À medida que desciam os degraus, Elric teve a impressão de que os trajes se tornavam cada vez mais elaborados, as joias, os cocares e as armas mais ricos e exóticos, enquanto a estatura das pessoas aumentava e elas ficavam ainda mais bonitas.

Por curiosidade, ele parou para ouvir um contador de histórias que mantinha uma multidão em transe, contudo o homem falava numa língua desconhecida, alta e monótona, que não significava nada para ele. Os dois voltaram a parar, ao lado de uma vendedora de contas, a quem perguntou educadamente se os que estavam reunidos nos degraus eram todos da mesma nação.

A mulher franziu a testa e balançou a cabeça, respondendo ainda em outro idioma. Parecia haver poucas palavras, que repetiam muitos sons. Somente quando foram parados por um vendedor de sorvete, um menino, é que puderam fazer a pergunta e serem compreendidos.

O rapaz franziu a testa, como se estivesse traduzindo as palavras em sua cabeça.

— Sim, nós somos o povo dos degraus. Cada um de nós tem um lugar aqui, um abaixo do outro.

— Você fica mais rico e mais importante à medida que desce, hein? — perguntou.

O garoto ficou intrigado com a pergunta.

— Cada um de nós tem um lugar aqui. — repetiu, e, como que alarmado com as perguntas, correu para a densa multidão acima. Também aqui havia menos pessoas e Elric podia ver que o seu número diminuía cada vez mais à medida que os degraus se aproximavam da planície.
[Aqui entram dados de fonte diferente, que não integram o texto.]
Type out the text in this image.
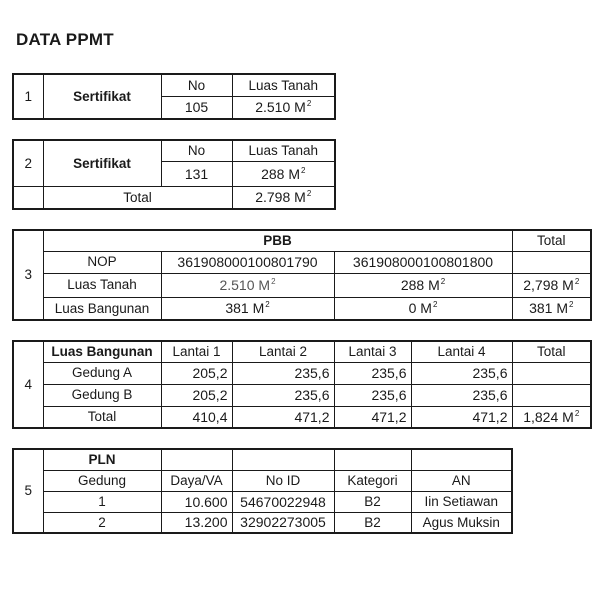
DATA PPMT
1	Sertifikat	No	Luas Tanah
		105	2.510 $M^2$
2	Sertifikat	No	Luas Tanah
		131	288 $M^2$
	Total		2.798 $M^2$
3	PBB			Total
	NOP	361908000100801790	361908000100801800	
	Luas Tanah	2.510 $M^2$	288 $M^2$	2,798 $M^2$
	Luas Bangunan	381 $M^2$	0 $M^2$	381 $M^2$
4	Luas Bangunan	Lantai 1	Lantai 2	Lantai 3	Lantai 4	Total
	Gedung A	205,2	235,6	235,6	235,6	
	Gedung B	205,2	235,6	235,6	235,6	
	Total	410,4	471,2	471,2	471,2	1,824 $M^2$
5	PLN				
	Gedung	Daya/VA	No ID	Kategori	AN
	1	10.600	54670022948	B2	Iin Setiawan
	2	13.200	32902273005	B2	Agus Muksin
— Isso é uma ilusão? — murmurou para Oone. — Tem o aspecto de um sonho.

— É o nosso senso do que deveria ser que se intromete aqui. — disse ela. — E suponho que isso influencia a nossa percepção do lugar.

— Não é uma ilusão?

— Não é o que você chamaria de ilusão. — ela fez um esforço para encontrar as palavras, no entanto acabou balançando a cabeça. — Quanto mais parece uma ilusão para nós, mais se torna uma. Faz sentido?

— Creio que sim.

Por fim estavam chegando ao fim da escada. Eles estavam nos últimos degraus quando olharam para cima e viram um cavaleiro cavalgando em sua direção pela planície, criando uma enorme coluna de poeira ao avançar.

Houve um grito das pessoas vindo de trás. Elric olhou para trás e viu todos correndo escada acima e seu impulso foi acompanhá-los, mas Oone o deteve.

— Lembre-se de que não podemos voltar. — disse ela. — Devemos enfrentar esse perigo da melhor maneira possível.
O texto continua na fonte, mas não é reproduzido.